When Krongli was down, he called up to the others that he had arrived, and he untied the rope.

The snowmobile was an Arctic Cat and lay with its runners in the air. He dragged himself the three metres to the wreck and instinctively became conscious of where he was placing his feet and hands. As if he were at a crime scene. He crouched down. An arm was protruding from under the snowmobile. He touched the vehicle. It was swaying on two rocks. He took a deep breath and tipped the snowmobile on its side.

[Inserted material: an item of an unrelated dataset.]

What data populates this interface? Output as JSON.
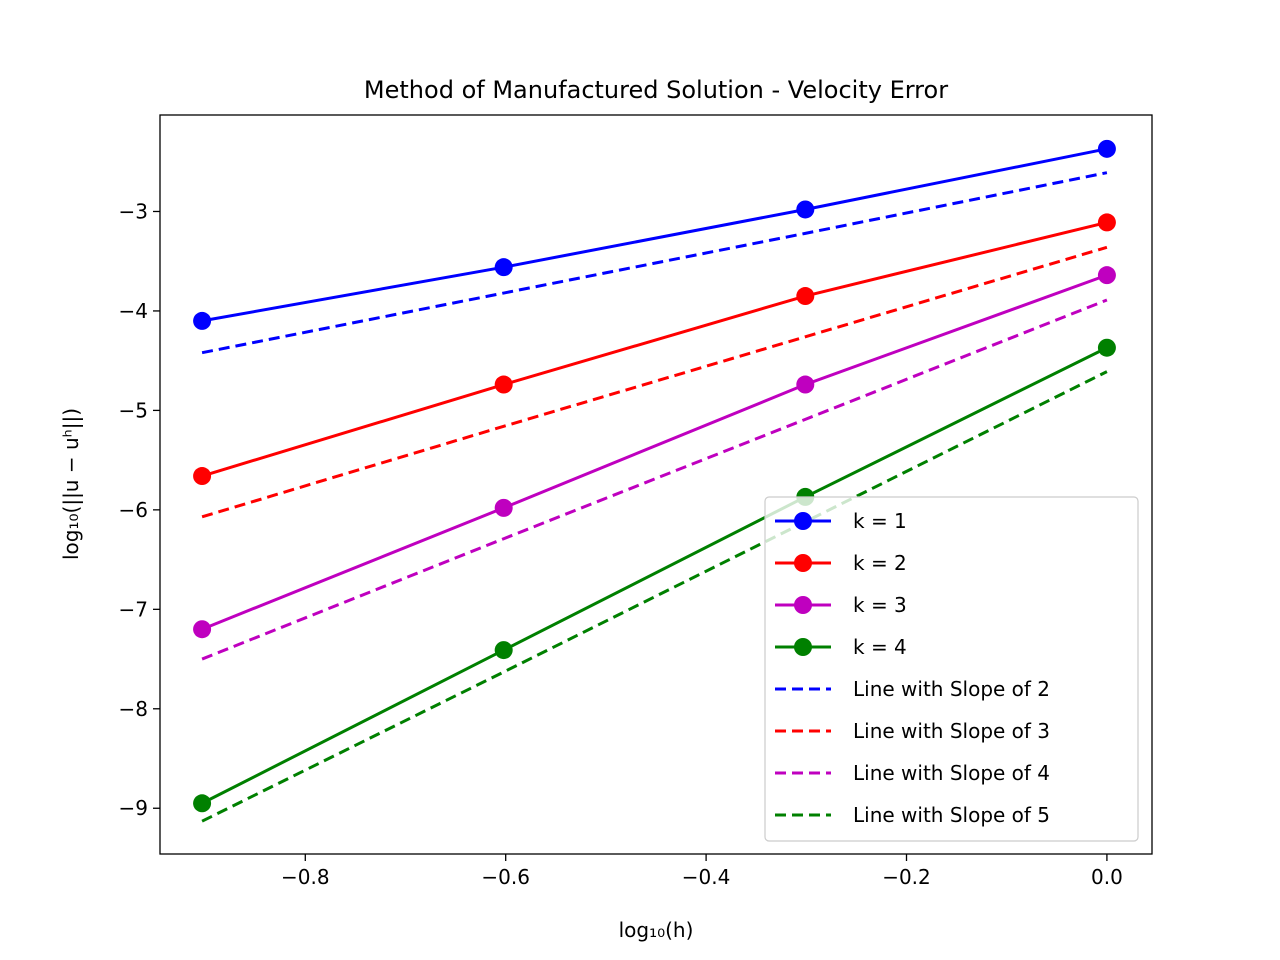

The dead body lay on its back. Krongli’s first thought was that presumably it was a man. The head and face had been crushed between the vehicle and the rocks, and the result looked like the remains of a crab party. He didn’t need to feel the smashed body to know it was like jelly, like a piece of tender meat with the bones removed or that the torso had been squashed flat, hips and knees pulverised. Krongli would hardly have been able to identify the body, had it not been for the red flannel shirt. And the single rotten, brown-stained tooth left in the lower jaw.